Ellie spent most of the time on her tiptoes while slicing, dicing, kneading and searing, and she earned the “Most Athletic Chef” award for her effort.
Across the aisle from her were campers who towered over the counselors, making it hard to determine who were the adolescents and who were the college students.
The 12th annual camp wrapped up Friday. After the first week’s basics program, a new group of campers explored world cuisines in the “Ethnic Chef” program.
Hopefully, there are now 50 or so more preteens who feel comfortable in the kitchen, able to choose and prepare their own food. The age range of the program is 11 to 13, or thereabouts, because that age is the most impressionable and physically capable of navigating a kitchen.
Not that all these campers are destined for culinary careers, though some definitely show promise, rather, these young people who will go into medicine, architecture, engineering, advertising, art, the hospitality industry, civil service or information sciences will be able to come home from work and make dinner for themselves and their families one day in the future. They picked up the skills along the way. They are “kitchen literate.”
Kitchen literacy is endangered today.
Recent headlines announced the decision by the State College school board to limit Family and Consumer Science programs at our local middle schools to sixth grade, despite increasing evidence that the current obesity and diabetes epidemic is related to the inability of people to cook themselves tasty, nutritionally sound meals.
Many households rely on processed foods, restaurant meals or fast foods and the toll on society is steep.
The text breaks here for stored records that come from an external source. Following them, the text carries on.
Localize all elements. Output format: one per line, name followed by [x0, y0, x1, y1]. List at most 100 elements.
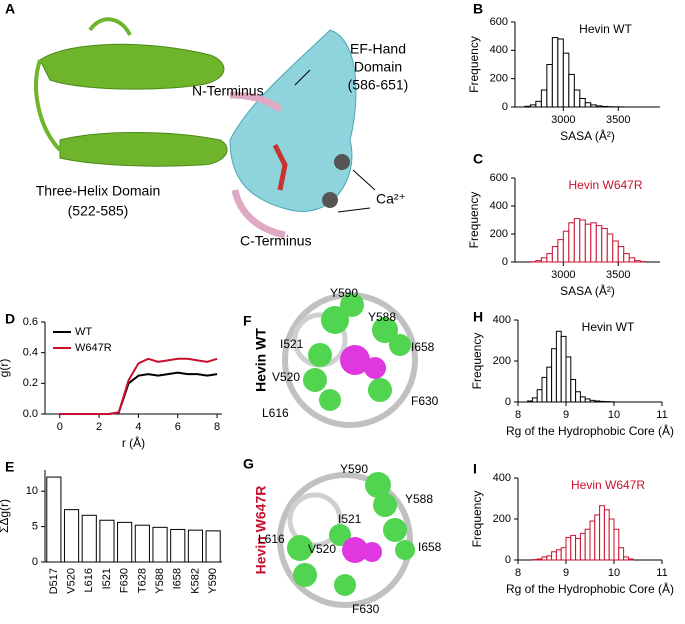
histogram-bar [546, 64, 553, 108]
y-tick-label: 0 [32, 556, 38, 568]
histogram-bar [570, 378, 577, 403]
x-tick-label: 8 [214, 421, 220, 433]
y-tick-label: 0 [505, 554, 511, 566]
bar [117, 521, 133, 563]
x-tick-label: 3500 [606, 114, 630, 126]
histogram-bar [599, 400, 605, 403]
histogram-bar [560, 547, 567, 561]
x-tick-label: 3500 [606, 269, 630, 281]
residue-label: I658 [418, 540, 442, 554]
x-tick-label: K582 [189, 568, 201, 594]
x-axis-label: SASA (Å²) [560, 128, 615, 143]
y-axis-label: Frequency [470, 333, 484, 390]
histogram-bar [579, 396, 586, 403]
y-tick-label: 400 [493, 472, 511, 484]
bar [63, 509, 80, 563]
y-tick-label: 0.2 [23, 377, 38, 389]
y-tick-label: 0 [502, 101, 508, 113]
histogram-bar [535, 100, 542, 108]
residue-label: Y588 [405, 492, 433, 506]
histogram-bar [546, 253, 553, 263]
y-tick-label: 200 [493, 513, 511, 525]
ef-hand-label: EF-Hand [350, 41, 406, 57]
calcium-label: Ca²⁺ [376, 191, 406, 207]
structure-label: Hevin WT [253, 328, 269, 392]
histogram-bar [557, 239, 564, 263]
histogram-bar [601, 227, 608, 263]
residue-label: F630 [352, 602, 380, 616]
histogram-bar [529, 104, 537, 108]
histogram-bar [595, 105, 603, 108]
y-tick-label: 0.6 [23, 316, 38, 328]
y-tick-label: 0.0 [23, 408, 38, 420]
x-tick-label: F630 [119, 568, 131, 593]
histogram-bar [594, 514, 601, 561]
bar [99, 519, 115, 563]
bar [187, 529, 204, 563]
histogram-bar [562, 230, 570, 263]
histogram-bar [594, 400, 601, 403]
histogram-bar [551, 246, 559, 263]
histogram-bar [540, 89, 548, 108]
x-axis-label: SASA (Å²) [560, 283, 615, 298]
histogram-bar [546, 555, 553, 561]
histogram-bar [541, 376, 548, 403]
three-helix-label: (522-585) [68, 203, 129, 219]
histogram-bar [565, 356, 572, 403]
x-tick-label: 11 [656, 567, 667, 579]
histogram-bar [555, 330, 562, 403]
residue-label: I521 [338, 512, 362, 526]
y-tick-label: 200 [490, 228, 508, 240]
c-terminus-label: C-Terminus [240, 233, 312, 249]
histogram-bar [589, 520, 596, 561]
panel-letter: A [5, 1, 15, 17]
histogram-bar [573, 89, 581, 108]
x-axis-label: Rg of the Hydrophobic Core (Å) [506, 581, 674, 596]
bar [205, 530, 221, 563]
histogram-bar [555, 549, 562, 561]
residue-label: L616 [258, 532, 285, 546]
panel-letter: I [473, 461, 477, 477]
histogram-bar [551, 551, 557, 561]
histogram-bar [584, 528, 591, 561]
residue-label: V520 [308, 542, 336, 556]
x-tick-label: Y590 [207, 568, 219, 594]
histogram-bar [627, 558, 634, 561]
histogram-bar [612, 240, 619, 263]
residue-label: L616 [262, 406, 289, 420]
panel-letter: C [473, 151, 483, 167]
histogram-bar [575, 391, 581, 403]
histogram-bar [617, 246, 625, 263]
histogram-bar [590, 104, 597, 108]
y-tick-label: 400 [490, 200, 508, 212]
histogram-bar [570, 534, 577, 561]
bar [46, 476, 62, 563]
histogram-bar [603, 509, 610, 561]
y-axis-label: ΣΔg(r) [0, 499, 11, 533]
y-axis-label: Frequency [467, 192, 481, 249]
protein-structure-a [34, 17, 376, 239]
protein-structure-g [277, 472, 415, 608]
x-tick-label: 10 [608, 409, 620, 421]
x-tick-label: 4 [135, 421, 141, 433]
x-tick-label: 6 [175, 421, 181, 433]
histogram-bar [584, 102, 592, 108]
histogram-bar [524, 105, 531, 108]
y-axis-label: Frequency [467, 36, 481, 93]
x-tick-label: 3000 [551, 269, 575, 281]
ef-hand-label: Domain [354, 59, 402, 75]
x-tick-label: 10 [608, 567, 620, 579]
histogram-bar [579, 219, 586, 263]
panel-letter: F [243, 313, 252, 329]
bar [81, 514, 97, 563]
histogram-bar [584, 223, 592, 263]
panel-letter: B [473, 1, 483, 17]
x-tick-label: I658 [172, 568, 184, 589]
histogram-bar [584, 398, 591, 403]
y-tick-label: 400 [490, 44, 508, 56]
histogram-bar [623, 556, 629, 561]
y-tick-label: 10 [26, 485, 38, 497]
y-tick-label: 0 [502, 256, 508, 268]
line [59, 357, 218, 415]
The cost to our health care system is skyrocketing, and our children are the casualties in this war on obesity.
According to the Centre for Disease Control, obesity rates for children and adolescents tripled since 1980 to a current rate of 17 percent.
Think about the timing here. Parents of children in 1980 were raised in households that welcomed the rise of fast food restaurants, TV dinners and that witnessed the meteoric rise of convenience foods. These things were seen as “liberating” to many women eager to get out of the kitchen and realize themselves in other capacities. However, their children knew less about how to cook “from scratch” and now their children know even less.
Many parents who pick up their children at the camp ask if there could be a cooking camp for adults. Indeed, Kristi Branstetter, the foods lab instructor for the nutritional sciences department, is planning a series of workshops for the fall that will take place in Henderson Building. Or maybe some of this summer’s campers will take over kitchen duties for the family and keep those healthy home fires burning. Our lives now depend upon it.